Dari SPBU hingga Permukiman Warga, Satresnarkoba Polres Tanah Laut Bongkar Jaringan Sabu di Tanah Laut
HABARKALIMANTAN – Tanah Laut – Satuan Reserse Narkoba (Satresnarkoba) Polres Tanah Laut berhasil membongkar jaringan peredaran gelap narkotika jenis sabu di wilayah Kabupaten Tanah Laut. Dalam operasi yang digelar Senin (2/2/2026) malam, petugas mengamankan tiga pria yang diduga berperan sebagai pengedar.
Pengungkapan pertama dilakukan sekitar pukul 20.30 WITA di sebuah SPBU Desa Gunung Raja, Kecamatan Tambang Ulang. Dari lokasi tersebut, petugas mengamankan dua tersangka, yakni Hendrik Gunanto alias Hendrik dan Novi Sulistiyo alias Novi.
Penangkapan berawal dari laporan masyarakat yang menyebutkan lokasi tersebut kerap dijadikan tempat transaksi narkotika. Menindaklanjuti informasi itu, Satresnarkoba Polres Tanah Laut melakukan penyelidikan hingga akhirnya berhasil mengamankan kedua pelaku.
Dalam penggeledahan yang disaksikan warga sekitar, petugas menemukan empat paket sabu dengan berat bersih total 10,11 gram yang disimpan di dalam kendaraan pelaku. Selain itu, turut diamankan barang bukti berupa plastik klip, botol, kantong plastik hitam, dua unit telepon genggam, serta satu unit mobil Xenia putih bernomor polisi DA 1409 CT.
Dari hasil pemeriksaan awal, tersangka Novi mengaku telah menitipkan dua paket sabu kepada tersangka lain, Dian Yudiana alias Dian.
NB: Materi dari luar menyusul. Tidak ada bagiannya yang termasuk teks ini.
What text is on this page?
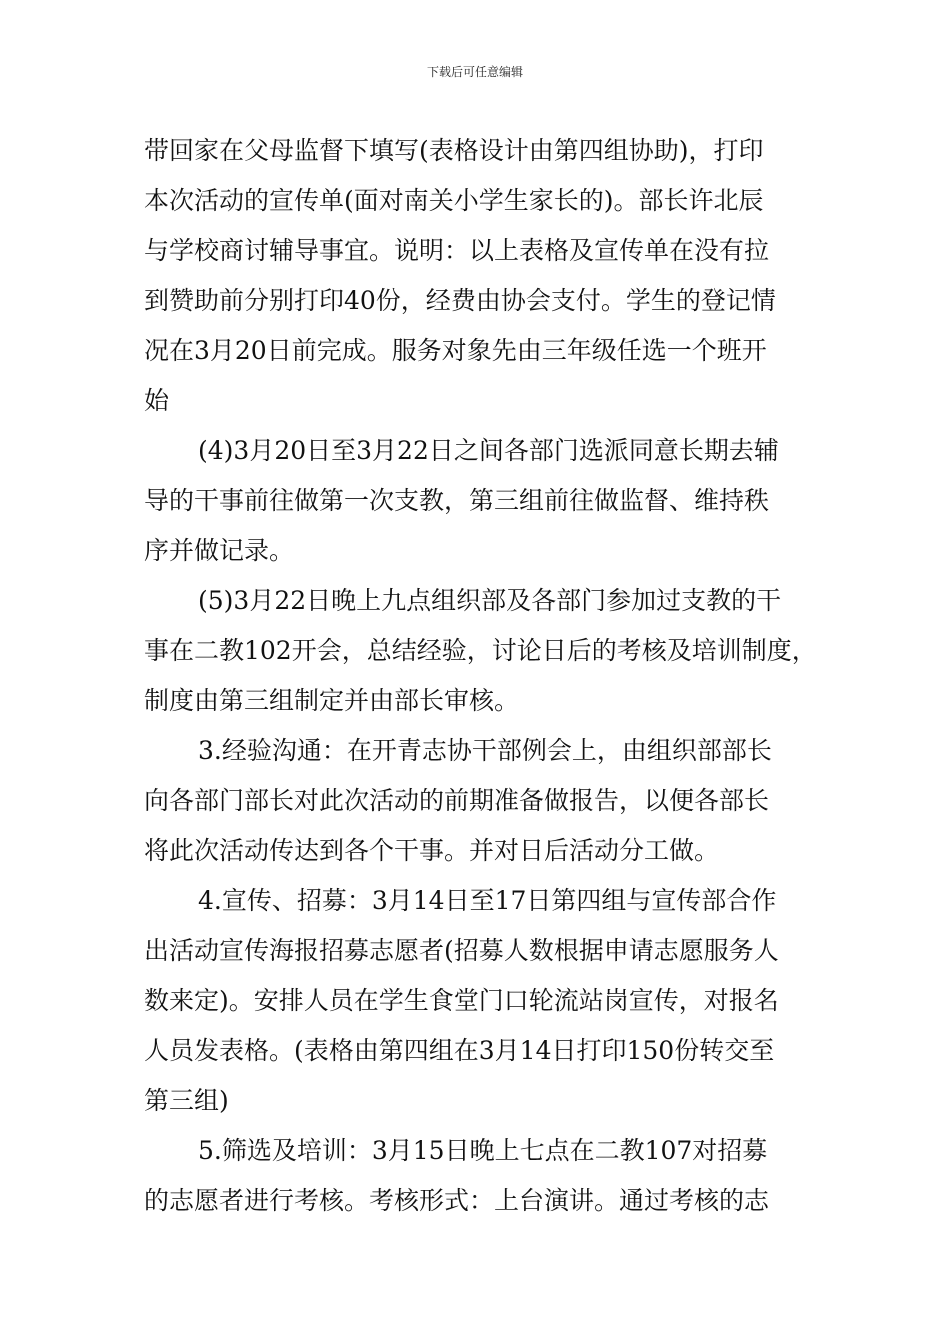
下载后可任意编辑
带回家在父母监督下填写(表格设计由第四组协助)，打印
本次活动的宣传单(面对南关小学生家长的)。部长许北辰
与学校商讨辅导事宜。说明：以上表格及宣传单在没有拉
到赞助前分别打印40份，经费由协会支付。学生的登记情
况在3月20日前完成。服务对象先由三年级任选一个班开
始
(4)3月20日至3月22日之间各部门选派同意长期去辅
导的干事前往做第一次支教，第三组前往做监督、维持秩
序并做记录。
(5)3月22日晚上九点组织部及各部门参加过支教的干
事在二教102开会，总结经验，讨论日后的考核及培训制度，
制度由第三组制定并由部长审核。
3.经验沟通：在开青志协干部例会上，由组织部部长
向各部门部长对此次活动的前期准备做报告，以便各部长
将此次活动传达到各个干事。并对日后活动分工做。
4.宣传、招募：3月14日至17日第四组与宣传部合作
出活动宣传海报招募志愿者(招募人数根据申请志愿服务人
数来定)。安排人员在学生食堂门口轮流站岗宣传，对报名
人员发表格。(表格由第四组在3月14日打印150份转交至
第三组)
5.筛选及培训：3月15日晚上七点在二教107对招募
的志愿者进行考核。考核形式：上台演讲。通过考核的志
Berbekal pengakuan tersebut, petugas langsung melakukan pengembangan.
Pada malam yang sama sekitar pukul 22.00 WITA, Satresnarkoba Polres Tanah Laut kembali mengamankan Dian Yudiana di depan rumahnya di Komplek Liang Anggang Permai, Desa Liang Anggang, Kecamatan Bati-Bati. Dari lokasi tersebut, petugas menyita dua paket sabu dengan berat bersih 9,60 gram, satu lembar kantong plastik hitam, serta satu unit telepon genggam.
Seluruh tersangka beserta barang bukti kemudian dibawa ke Polres Tanah Laut untuk menjalani proses penyidikan lebih lanjut.
Atas perbuatannya, para pelaku dijerat Pasal 114 ayat (2) juncto Pasal 132 ayat (2) Undang-Undang RI Nomor 35 Tahun 2009 tentang Narkotika dan/atau Pasal 609 ayat (2) huruf a Undang-Undang RI Nomor 1 Tahun 2026 tentang Penyesuaian Pidana, dengan ancaman hukuman berat.
Kapolres Tanah Laut melalui Kasat Narkoba Iptu M. Firmansyah Baso menegaskan, pengungkapan tersebut merupakan bagian dari upaya berkelanjutan kepolisian dalam memutus mata rantai peredaran narkotika.
Ia juga mengajak masyarakat untuk berperan aktif dalam pemberantasan narkoba dengan melaporkan setiap indikasi penyalahgunaan atau peredaran narkotika di lingkungan masing-masing.
Polres Tanah Laut, lanjutnya, berkomitmen untuk terus melakukan penindakan tegas guna menyelamatkan generasi muda serta menjaga situasi keamanan dan ketertiban masyarakat tetap aman dan kondusif.